The furniture is made from paper-cored panels that are very nearly as light as Nomex (which is an alternative on highly customised builds), and half the cost. These are set in solid timber and covered with carefully grain-matched veneer which the shipyard buys in rolls, rather than pre-bonded to plywood panels, to save a bit more weight.
Southern Wind’s main focus in recent years has been ‘smart custom’ builds, which are one of its unique selling points. The smart custom approach has been developed to offer most of the key advantages of a full custom build while eliminating most of the risks. In these projects the owner has almost complete freedom of choice for the internal layout and interior design (as well as the coachroof, cockpit, deck plan, rig and more), with just the constraints of a pre-designed and engineered hull.

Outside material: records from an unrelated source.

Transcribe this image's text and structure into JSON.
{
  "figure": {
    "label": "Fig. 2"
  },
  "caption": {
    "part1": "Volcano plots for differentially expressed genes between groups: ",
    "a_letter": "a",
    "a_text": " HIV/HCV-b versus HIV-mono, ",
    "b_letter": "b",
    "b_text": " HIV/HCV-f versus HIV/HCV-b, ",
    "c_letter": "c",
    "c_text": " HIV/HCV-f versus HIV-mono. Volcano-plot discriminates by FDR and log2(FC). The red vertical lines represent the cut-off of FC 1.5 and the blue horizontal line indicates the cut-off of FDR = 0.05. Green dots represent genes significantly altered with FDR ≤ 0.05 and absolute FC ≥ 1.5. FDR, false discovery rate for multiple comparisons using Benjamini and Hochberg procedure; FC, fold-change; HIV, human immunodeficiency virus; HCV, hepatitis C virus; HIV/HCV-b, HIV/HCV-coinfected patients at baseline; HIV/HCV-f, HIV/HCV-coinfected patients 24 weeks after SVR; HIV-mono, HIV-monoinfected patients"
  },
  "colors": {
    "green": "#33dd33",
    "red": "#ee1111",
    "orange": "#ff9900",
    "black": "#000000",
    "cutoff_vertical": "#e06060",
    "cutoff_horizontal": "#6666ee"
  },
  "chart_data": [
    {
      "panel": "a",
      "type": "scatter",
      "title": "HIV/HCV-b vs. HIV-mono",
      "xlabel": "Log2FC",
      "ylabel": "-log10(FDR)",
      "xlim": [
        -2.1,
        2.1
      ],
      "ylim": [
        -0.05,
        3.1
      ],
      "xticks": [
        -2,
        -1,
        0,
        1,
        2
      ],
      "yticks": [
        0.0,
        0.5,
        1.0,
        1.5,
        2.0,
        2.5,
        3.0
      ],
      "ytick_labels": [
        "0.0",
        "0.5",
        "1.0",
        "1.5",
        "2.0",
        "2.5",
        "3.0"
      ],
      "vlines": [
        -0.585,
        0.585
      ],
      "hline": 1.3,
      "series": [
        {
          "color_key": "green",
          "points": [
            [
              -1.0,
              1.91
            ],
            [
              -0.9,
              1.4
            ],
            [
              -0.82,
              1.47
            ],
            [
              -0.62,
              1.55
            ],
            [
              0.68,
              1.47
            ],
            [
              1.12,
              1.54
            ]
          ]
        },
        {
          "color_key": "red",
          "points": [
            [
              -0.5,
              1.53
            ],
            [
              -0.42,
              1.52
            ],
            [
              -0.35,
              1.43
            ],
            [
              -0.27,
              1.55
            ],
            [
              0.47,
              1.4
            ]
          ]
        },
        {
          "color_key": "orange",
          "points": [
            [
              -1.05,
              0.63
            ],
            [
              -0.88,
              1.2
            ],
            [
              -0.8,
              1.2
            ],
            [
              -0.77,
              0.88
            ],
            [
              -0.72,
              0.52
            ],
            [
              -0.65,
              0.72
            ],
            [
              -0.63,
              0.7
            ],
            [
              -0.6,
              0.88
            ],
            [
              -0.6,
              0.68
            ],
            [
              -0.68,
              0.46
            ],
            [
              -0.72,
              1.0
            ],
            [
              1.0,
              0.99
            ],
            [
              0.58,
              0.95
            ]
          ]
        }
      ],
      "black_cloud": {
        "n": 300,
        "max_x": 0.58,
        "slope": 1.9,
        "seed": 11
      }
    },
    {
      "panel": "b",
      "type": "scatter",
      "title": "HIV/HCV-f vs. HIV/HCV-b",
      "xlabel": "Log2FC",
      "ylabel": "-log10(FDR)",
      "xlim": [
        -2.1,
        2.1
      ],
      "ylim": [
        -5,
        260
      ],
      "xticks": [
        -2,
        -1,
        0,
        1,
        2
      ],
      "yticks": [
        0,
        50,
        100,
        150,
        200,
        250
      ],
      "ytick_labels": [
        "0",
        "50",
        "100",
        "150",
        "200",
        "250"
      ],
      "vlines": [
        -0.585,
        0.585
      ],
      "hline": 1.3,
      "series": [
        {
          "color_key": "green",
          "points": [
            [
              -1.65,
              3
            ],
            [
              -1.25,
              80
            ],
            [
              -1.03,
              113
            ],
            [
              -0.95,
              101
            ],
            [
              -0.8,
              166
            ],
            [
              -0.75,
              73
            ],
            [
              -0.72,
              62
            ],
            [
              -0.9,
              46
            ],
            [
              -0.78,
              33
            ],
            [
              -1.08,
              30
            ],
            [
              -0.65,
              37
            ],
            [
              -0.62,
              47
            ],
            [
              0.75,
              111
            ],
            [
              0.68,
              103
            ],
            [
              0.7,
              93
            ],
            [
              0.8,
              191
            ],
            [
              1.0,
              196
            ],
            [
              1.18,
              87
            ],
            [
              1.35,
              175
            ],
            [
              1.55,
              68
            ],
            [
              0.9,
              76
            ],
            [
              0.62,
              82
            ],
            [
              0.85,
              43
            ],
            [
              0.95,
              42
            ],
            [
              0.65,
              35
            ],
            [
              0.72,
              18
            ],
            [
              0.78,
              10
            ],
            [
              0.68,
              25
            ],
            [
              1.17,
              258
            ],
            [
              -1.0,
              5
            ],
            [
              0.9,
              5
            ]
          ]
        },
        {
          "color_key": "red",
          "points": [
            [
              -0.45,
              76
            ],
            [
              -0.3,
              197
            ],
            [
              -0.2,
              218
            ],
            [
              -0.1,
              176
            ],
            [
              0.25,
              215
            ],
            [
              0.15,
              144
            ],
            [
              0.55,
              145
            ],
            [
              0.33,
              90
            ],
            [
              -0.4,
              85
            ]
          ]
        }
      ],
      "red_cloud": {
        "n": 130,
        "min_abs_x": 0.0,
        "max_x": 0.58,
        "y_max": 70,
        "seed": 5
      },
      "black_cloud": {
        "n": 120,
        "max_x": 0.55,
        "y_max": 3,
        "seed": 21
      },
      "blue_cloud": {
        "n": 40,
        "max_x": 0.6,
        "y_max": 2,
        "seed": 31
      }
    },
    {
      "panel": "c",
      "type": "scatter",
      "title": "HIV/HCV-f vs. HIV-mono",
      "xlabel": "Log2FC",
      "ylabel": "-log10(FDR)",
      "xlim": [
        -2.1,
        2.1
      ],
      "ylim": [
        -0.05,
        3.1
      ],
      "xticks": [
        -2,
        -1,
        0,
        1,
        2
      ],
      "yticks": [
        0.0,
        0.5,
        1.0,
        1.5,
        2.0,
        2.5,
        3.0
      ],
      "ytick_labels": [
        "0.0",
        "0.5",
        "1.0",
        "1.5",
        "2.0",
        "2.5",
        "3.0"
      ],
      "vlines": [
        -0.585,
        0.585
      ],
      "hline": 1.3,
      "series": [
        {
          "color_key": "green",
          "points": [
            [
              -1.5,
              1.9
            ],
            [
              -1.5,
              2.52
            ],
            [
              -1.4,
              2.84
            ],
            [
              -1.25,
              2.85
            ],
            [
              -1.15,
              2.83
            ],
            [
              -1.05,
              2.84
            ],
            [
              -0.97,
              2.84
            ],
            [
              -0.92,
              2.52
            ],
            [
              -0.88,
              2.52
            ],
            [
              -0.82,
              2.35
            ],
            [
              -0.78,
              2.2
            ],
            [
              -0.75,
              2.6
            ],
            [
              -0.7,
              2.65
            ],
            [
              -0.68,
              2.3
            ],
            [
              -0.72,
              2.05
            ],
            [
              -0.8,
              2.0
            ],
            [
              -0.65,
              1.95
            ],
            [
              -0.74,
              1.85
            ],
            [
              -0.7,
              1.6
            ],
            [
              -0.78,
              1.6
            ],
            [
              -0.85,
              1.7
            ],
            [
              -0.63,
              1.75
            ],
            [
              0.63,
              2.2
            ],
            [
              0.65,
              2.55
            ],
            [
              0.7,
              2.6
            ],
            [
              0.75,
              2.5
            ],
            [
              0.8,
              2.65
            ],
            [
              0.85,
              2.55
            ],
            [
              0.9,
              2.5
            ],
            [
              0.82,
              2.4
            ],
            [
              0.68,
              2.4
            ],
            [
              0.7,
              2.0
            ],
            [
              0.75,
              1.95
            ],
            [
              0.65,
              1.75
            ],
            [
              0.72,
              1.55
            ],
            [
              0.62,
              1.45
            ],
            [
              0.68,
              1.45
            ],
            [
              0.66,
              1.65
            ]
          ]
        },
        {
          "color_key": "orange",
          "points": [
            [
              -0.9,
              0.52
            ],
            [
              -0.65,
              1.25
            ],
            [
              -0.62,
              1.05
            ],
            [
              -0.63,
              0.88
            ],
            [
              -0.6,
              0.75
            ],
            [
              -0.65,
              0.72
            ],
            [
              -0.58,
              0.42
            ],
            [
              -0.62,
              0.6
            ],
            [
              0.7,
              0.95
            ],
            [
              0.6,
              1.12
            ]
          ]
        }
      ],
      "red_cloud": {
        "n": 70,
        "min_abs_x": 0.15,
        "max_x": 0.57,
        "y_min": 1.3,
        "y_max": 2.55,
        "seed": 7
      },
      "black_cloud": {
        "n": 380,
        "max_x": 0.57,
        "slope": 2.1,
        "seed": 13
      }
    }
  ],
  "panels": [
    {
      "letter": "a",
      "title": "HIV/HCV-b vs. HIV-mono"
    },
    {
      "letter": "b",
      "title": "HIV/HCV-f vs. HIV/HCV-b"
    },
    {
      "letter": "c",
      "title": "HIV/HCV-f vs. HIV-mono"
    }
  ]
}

There’s now an alternative to smart custom builds, although those will continue to be a mainstay of the yard’s production. The latest model, the 100X, is a semi-custom build where the owner selects from a wide range of pre-set options for layout, interior design and deck plan, rather than having complete free rein. The benefit for them is a faster, more efficient and sustainable build at a lower cost. And crucially – whichever way they choose to have their boat built – Southern Wind’s signature composite construction and build quality are exactly the same.